[AI Minor News Flash] Blazing Fast Over 1000tok/s! The Inference LLM ‘Mercury 2’ Using Diffusion Models is Redefining AI Generation
📰 News Summary
- World’s Fastest Inference LLM: Inception Labs has announced the new model ‘Mercury 2’, built on diffusion models.
- Astounding Throughput: Achieving a record-breaking speed of 1,009 tokens per second on NVIDIA Blackwell GPUs, surpassing traditional sequential decoding methods.
- High Compatibility and Features: With a 128K context window, native tool integration, JSON output support, and compatibility with the OpenAI API.
💡 Key Points
- Shift to ‘Editor Style’: Unlike traditional LLMs that generate one token at a time, Mercury 2 employs parallel refinement to generate multiple tokens simultaneously, achieving over five times the speed.
- Balancing Inference and Speed: Mercury 2 allows for real-time responses even for tasks requiring advanced reasoning, eliminating the trade-off between inference cost and latency.

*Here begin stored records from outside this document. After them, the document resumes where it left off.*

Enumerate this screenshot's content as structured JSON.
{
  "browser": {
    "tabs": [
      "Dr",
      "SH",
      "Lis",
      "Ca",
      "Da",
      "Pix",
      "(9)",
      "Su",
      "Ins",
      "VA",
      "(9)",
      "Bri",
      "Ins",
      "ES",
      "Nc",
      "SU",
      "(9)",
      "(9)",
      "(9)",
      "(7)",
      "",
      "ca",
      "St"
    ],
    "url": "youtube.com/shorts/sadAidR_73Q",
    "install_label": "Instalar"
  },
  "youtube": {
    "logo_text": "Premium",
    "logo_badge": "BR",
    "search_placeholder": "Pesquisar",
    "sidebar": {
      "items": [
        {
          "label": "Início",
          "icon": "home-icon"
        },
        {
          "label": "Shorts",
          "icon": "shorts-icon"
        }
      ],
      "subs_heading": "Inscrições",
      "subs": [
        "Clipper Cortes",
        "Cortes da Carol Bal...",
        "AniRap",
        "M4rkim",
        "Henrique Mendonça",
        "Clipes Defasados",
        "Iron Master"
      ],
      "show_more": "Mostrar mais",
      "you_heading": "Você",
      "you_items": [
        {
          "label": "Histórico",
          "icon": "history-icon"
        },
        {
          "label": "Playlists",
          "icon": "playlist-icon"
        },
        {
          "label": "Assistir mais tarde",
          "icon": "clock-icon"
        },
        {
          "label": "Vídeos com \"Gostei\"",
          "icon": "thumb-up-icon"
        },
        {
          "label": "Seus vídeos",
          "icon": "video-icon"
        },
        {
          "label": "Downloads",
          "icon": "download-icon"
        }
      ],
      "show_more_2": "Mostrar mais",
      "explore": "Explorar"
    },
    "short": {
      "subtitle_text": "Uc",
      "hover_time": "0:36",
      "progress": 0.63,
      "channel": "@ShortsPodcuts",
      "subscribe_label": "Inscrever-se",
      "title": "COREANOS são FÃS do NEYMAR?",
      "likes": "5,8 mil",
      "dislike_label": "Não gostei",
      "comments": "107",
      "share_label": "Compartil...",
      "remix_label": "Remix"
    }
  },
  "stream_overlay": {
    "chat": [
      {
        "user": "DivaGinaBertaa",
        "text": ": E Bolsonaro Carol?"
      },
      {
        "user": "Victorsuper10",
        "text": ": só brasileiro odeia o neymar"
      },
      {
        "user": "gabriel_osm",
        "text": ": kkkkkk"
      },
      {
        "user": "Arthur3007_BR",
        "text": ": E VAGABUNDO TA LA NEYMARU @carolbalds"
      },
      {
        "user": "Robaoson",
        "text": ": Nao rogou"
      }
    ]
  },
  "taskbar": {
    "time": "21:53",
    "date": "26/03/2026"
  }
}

- Affordable Pricing: Priced at $0.25 per million input tokens and $0.75 for output, designed for large-scale production use.
🦈 Shark’s Eye (Curator’s Perspective)
Finally, the very way LLMs “write” has evolved! Traditional AIs were shackled by the linear “sequential decoding” method, typing character by character from left to right, but Mercury 2 boldly dives into parallel generation with diffusion models, akin to turning drafts into polished work in one go—how cool is that?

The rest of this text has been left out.